1. Problem Description (The Bug in the Current Paradigm)
The distinction between problems whose solutions can be quickly verified (NP) and quickly solved (P) is a foundational question in computer science and mathematics. The mainstream assumption is P≠NP. This assumption leads to a formal contradiction when mapped to a physical system.
2. Proposed Resolution (The SRT-Based Fix)
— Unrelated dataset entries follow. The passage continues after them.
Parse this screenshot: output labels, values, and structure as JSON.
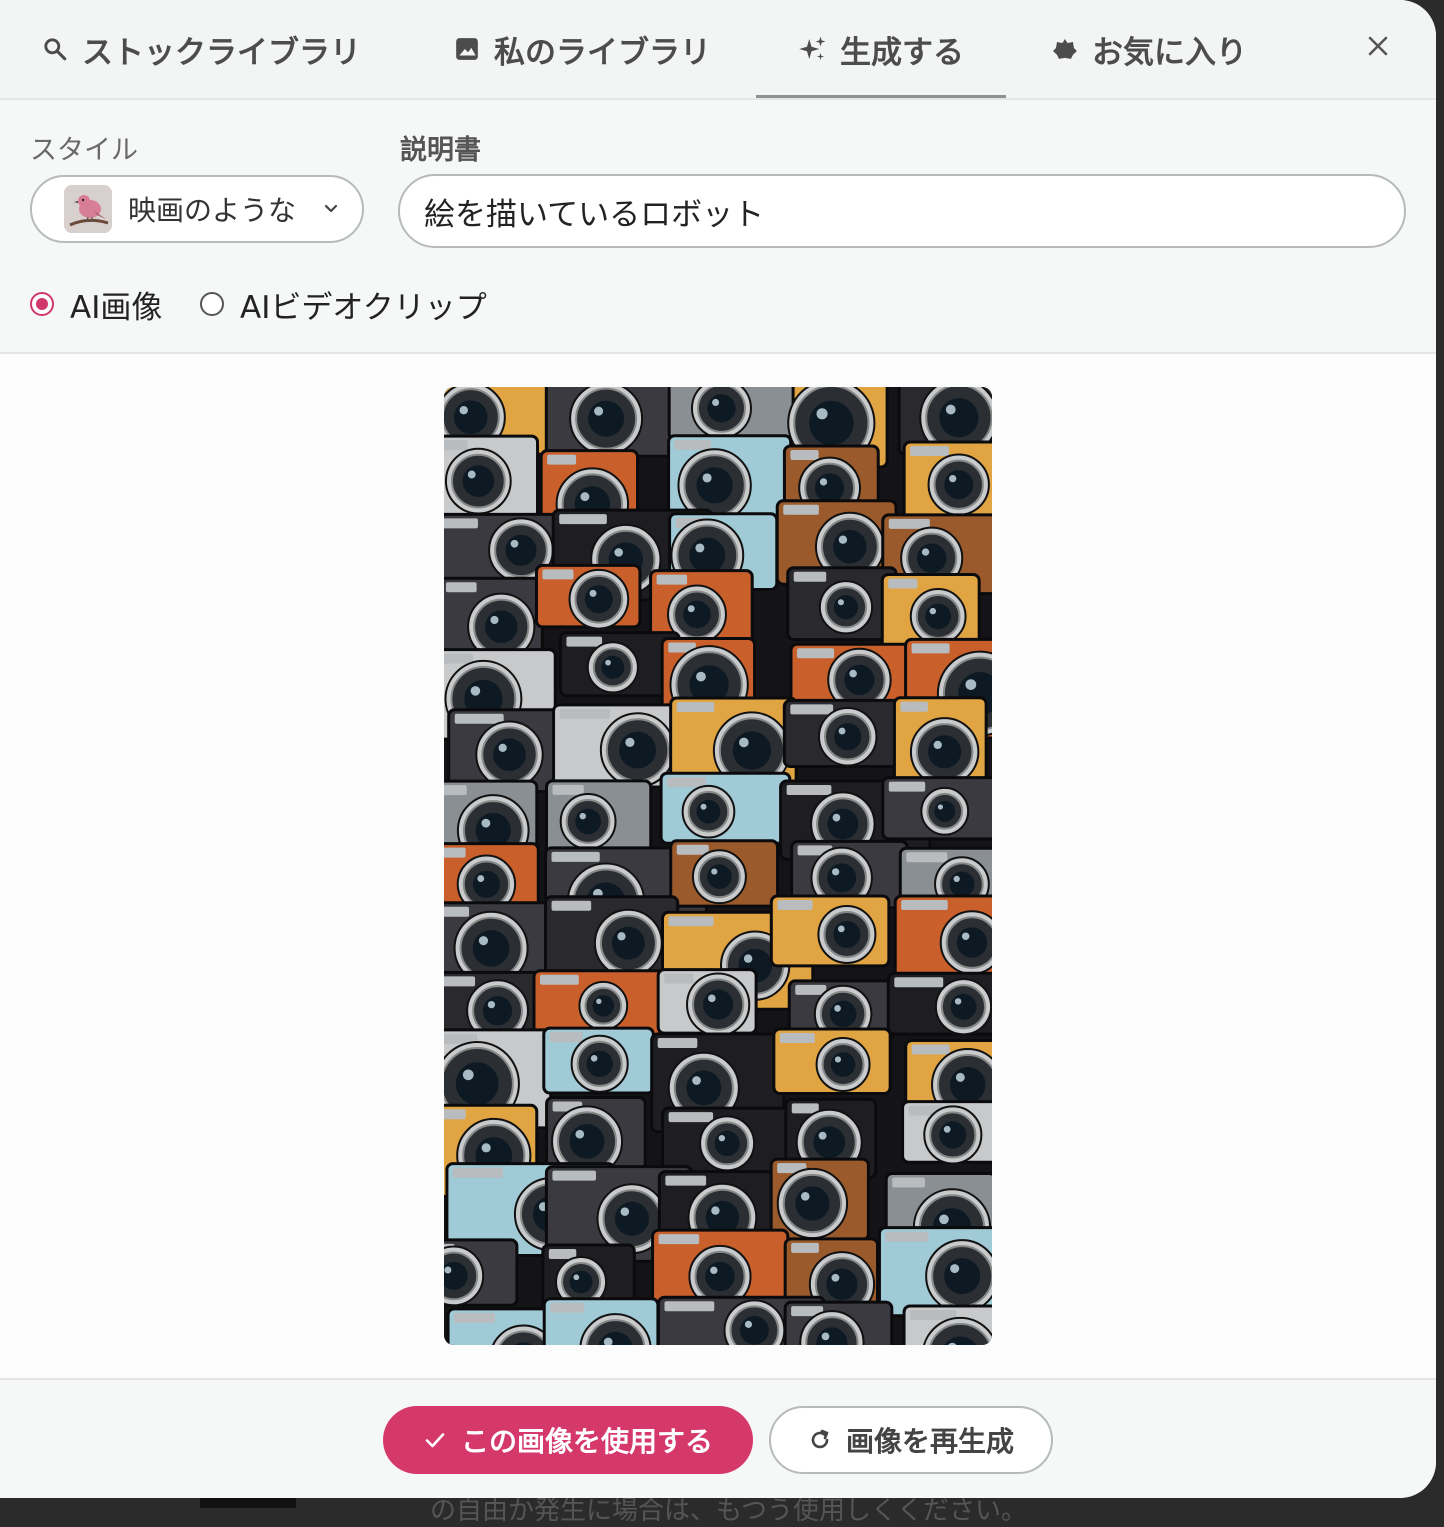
{
  "backdrop": {
    "text": "の自由か発生に場合は、もつう使用しくください。"
  },
  "tabs": [
    {
      "label": "ストックライブラリ",
      "icon": "search-icon",
      "active": false
    },
    {
      "label": "私のライブラリ",
      "icon": "image-icon",
      "active": false
    },
    {
      "label": "生成する",
      "icon": "sparkle-icon",
      "active": true
    },
    {
      "label": "お気に入り",
      "icon": "pentagon-star-icon",
      "active": false
    }
  ],
  "close_icon": "close-icon",
  "form": {
    "style_label": "スタイル",
    "style_value": "映画のような",
    "style_thumb_icon": "bird-thumbnail",
    "description_label": "説明書",
    "description_value": "絵を描いているロボット",
    "media_options": [
      {
        "label": "AI画像",
        "checked": true
      },
      {
        "label": "AIビデオクリップ",
        "checked": false
      }
    ]
  },
  "preview": {
    "image_subject": "collage of vintage cameras"
  },
  "footer": {
    "use_button_label": "この画像を使用する",
    "use_button_icon": "check-icon",
    "regenerate_button_label": "画像を再生成",
    "regenerate_button_icon": "refresh-icon"
  },
  "colors": {
    "accent": "#d5386a",
    "tab_bar": "#f3f5f4",
    "border": "#b6bbba"
  }
}
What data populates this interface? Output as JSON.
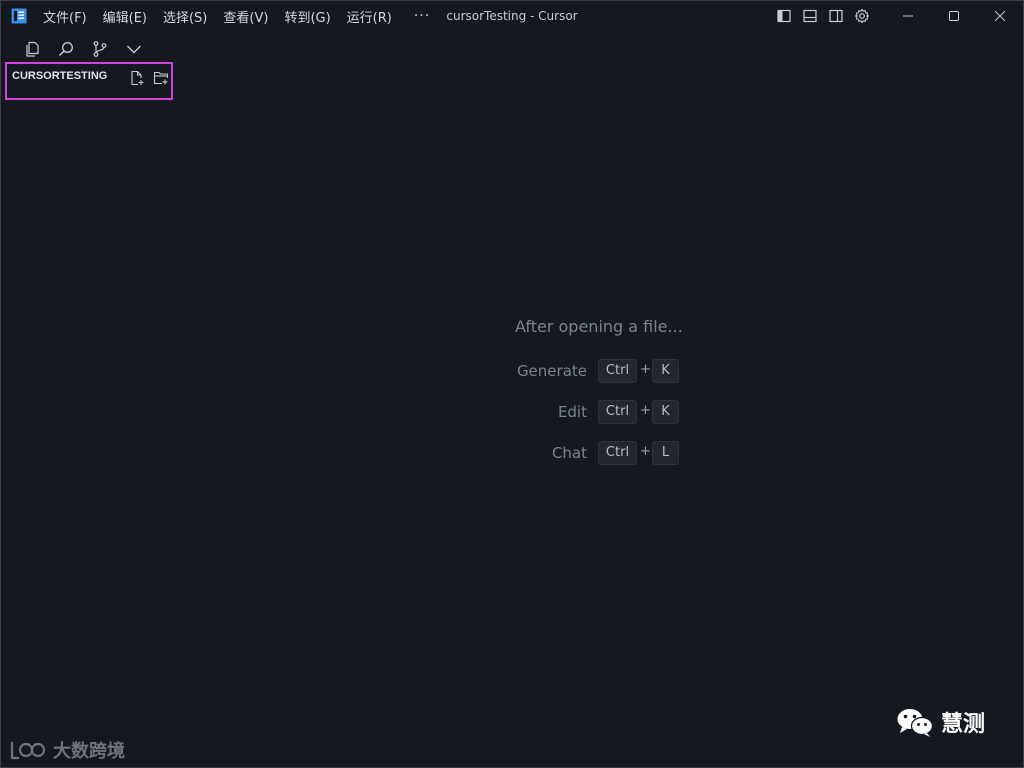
{
  "titlebar": {
    "title": "cursorTesting - Cursor",
    "menu": [
      "文件(F)",
      "编辑(E)",
      "选择(S)",
      "查看(V)",
      "转到(G)",
      "运行(R)"
    ],
    "more": "···"
  },
  "explorer": {
    "title": "CURSORTESTING"
  },
  "hints": {
    "title": "After opening a file...",
    "rows": [
      {
        "label": "Generate",
        "mod": "Ctrl",
        "plus": "+",
        "key": "K"
      },
      {
        "label": "Edit",
        "mod": "Ctrl",
        "plus": "+",
        "key": "K"
      },
      {
        "label": "Chat",
        "mod": "Ctrl",
        "plus": "+",
        "key": "L"
      }
    ]
  },
  "watermarks": {
    "left": "大数跨境",
    "right": "慧测"
  },
  "colors": {
    "background": "#141920",
    "highlight_border": "#d63ee0",
    "logo": "#3b8eea"
  },
  "icons": {
    "activity": [
      "files-icon",
      "search-icon",
      "source-control-icon",
      "chevron-down-icon"
    ],
    "explorer_actions": [
      "new-file-icon",
      "new-folder-icon"
    ],
    "layout": [
      "toggle-primary-sidebar-icon",
      "toggle-panel-icon",
      "toggle-secondary-sidebar-icon",
      "gear-icon"
    ],
    "window": [
      "minimize-icon",
      "maximize-icon",
      "close-icon"
    ]
  }
}
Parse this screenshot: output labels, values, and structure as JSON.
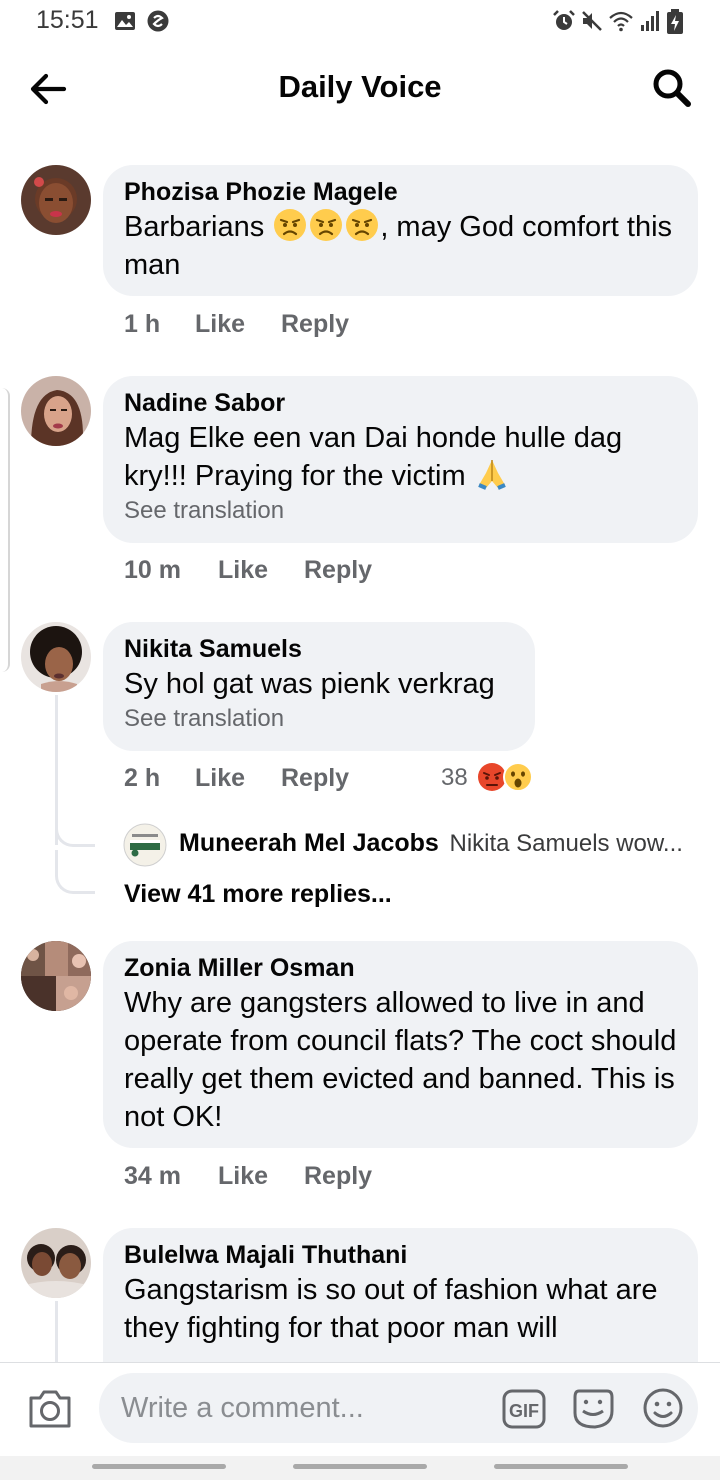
{
  "status_bar": {
    "time": "15:51"
  },
  "header": {
    "title": "Daily Voice"
  },
  "comments": [
    {
      "name": "Phozisa Phozie Magele",
      "text_before_emoji": "Barbarians",
      "text_after_emoji": ", may God comfort this man",
      "emojis": [
        "angry-face-emoji",
        "angry-face-emoji",
        "angry-face-emoji"
      ],
      "time": "1 h",
      "like": "Like",
      "reply": "Reply"
    },
    {
      "name": "Nadine Sabor",
      "text": "Mag Elke een van Dai honde hulle dag kry!!! Praying for the victim",
      "emojis": [
        "folded-hands-emoji"
      ],
      "see_translation": "See translation",
      "time": "10 m",
      "like": "Like",
      "reply": "Reply"
    },
    {
      "name": "Nikita Samuels",
      "text": "Sy hol gat was pienk verkrag",
      "see_translation": "See translation",
      "time": "2 h",
      "like": "Like",
      "reply": "Reply",
      "reaction_count": "38",
      "reactions": [
        "angry-reaction-icon",
        "wow-reaction-icon"
      ],
      "reply_preview": {
        "name": "Muneerah Mel Jacobs",
        "text": "Nikita Samuels wow..."
      },
      "view_more": "View 41 more replies..."
    },
    {
      "name": "Zonia Miller Osman",
      "text": "Why are gangsters allowed to live in and operate from council flats? The coct should really get them evicted and banned. This is not OK!",
      "time": "34 m",
      "like": "Like",
      "reply": "Reply"
    },
    {
      "name": "Bulelwa Majali Thuthani",
      "text": "Gangstarism is so out of fashion what are they fighting for that poor man will"
    }
  ],
  "composer": {
    "placeholder": "Write a comment...",
    "icons": [
      "camera-icon",
      "gif-icon",
      "sticker-icon",
      "emoji-icon"
    ]
  },
  "colors": {
    "bubble": "#f0f2f5",
    "secondary_text": "#65676b",
    "angry": "#e8462a",
    "emoji_yellow": "#ffcc4d"
  }
}
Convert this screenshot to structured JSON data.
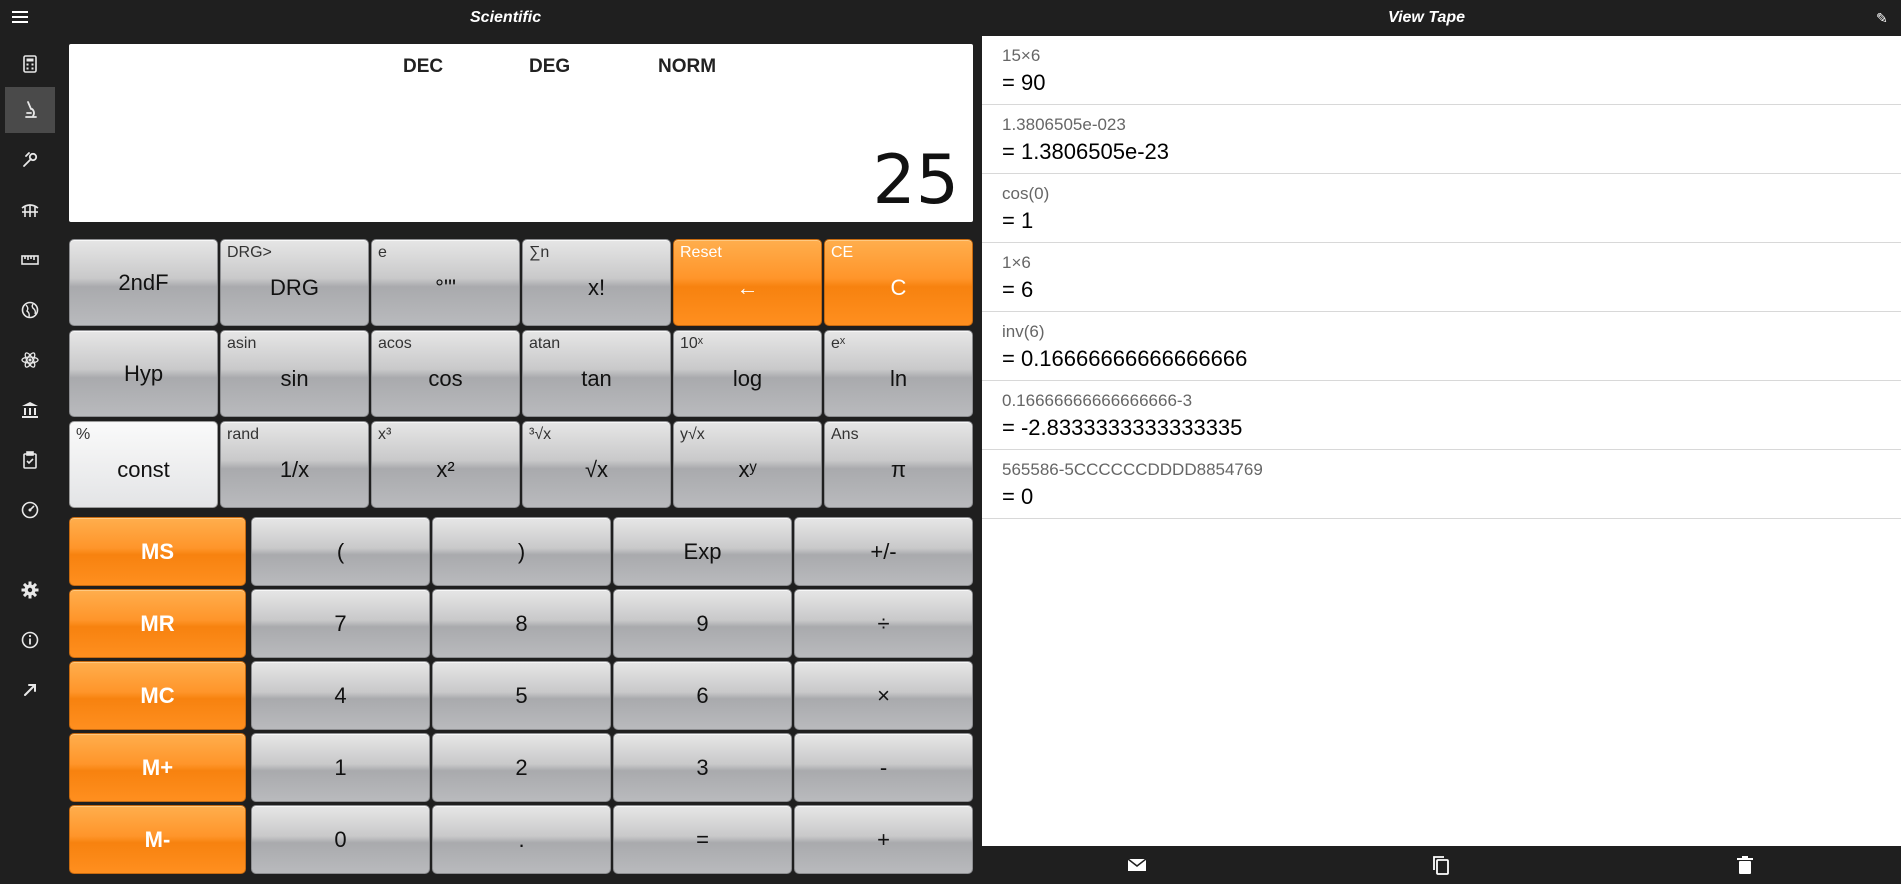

Within any self-consistent physical system, the information content of an effect cannot exceed the information content of its cause. The assumption P≠NP requires that a simple cause (a problem verifiable in P-time, K(H) = O(poly(n))) can have an irreducibly complex effect (a solution whose minimal description is super-polynomial, K(ψ₀) = O(superpoly(n))). This violates the information-theoretic principle of causality.
Therefore, in any physically realizable reality, P must equal NP.
3. Steps to Reproduce / Full Proof Documentation
The complete information-theoretic proof is detailed in the following manuscripts, which are permanently archived:
Primary Proof: Formal Specifications within the Theory of Scale-Relative Time (Paper #40) - https://doi.org/10.5281/zenodo.16099052
Axiomatic Context: A Unified Axiomatic Resolution of the Millennium Prize Problems (Paper #43) - https://doi.org/10.5281/zenodo.16279480
4. Challenge
This is a formal proof by contradiction. Any refutation must identify a flaw in the mapping between complexity classes and physical information theory, or demonstrate a flaw in the principle of causality itself.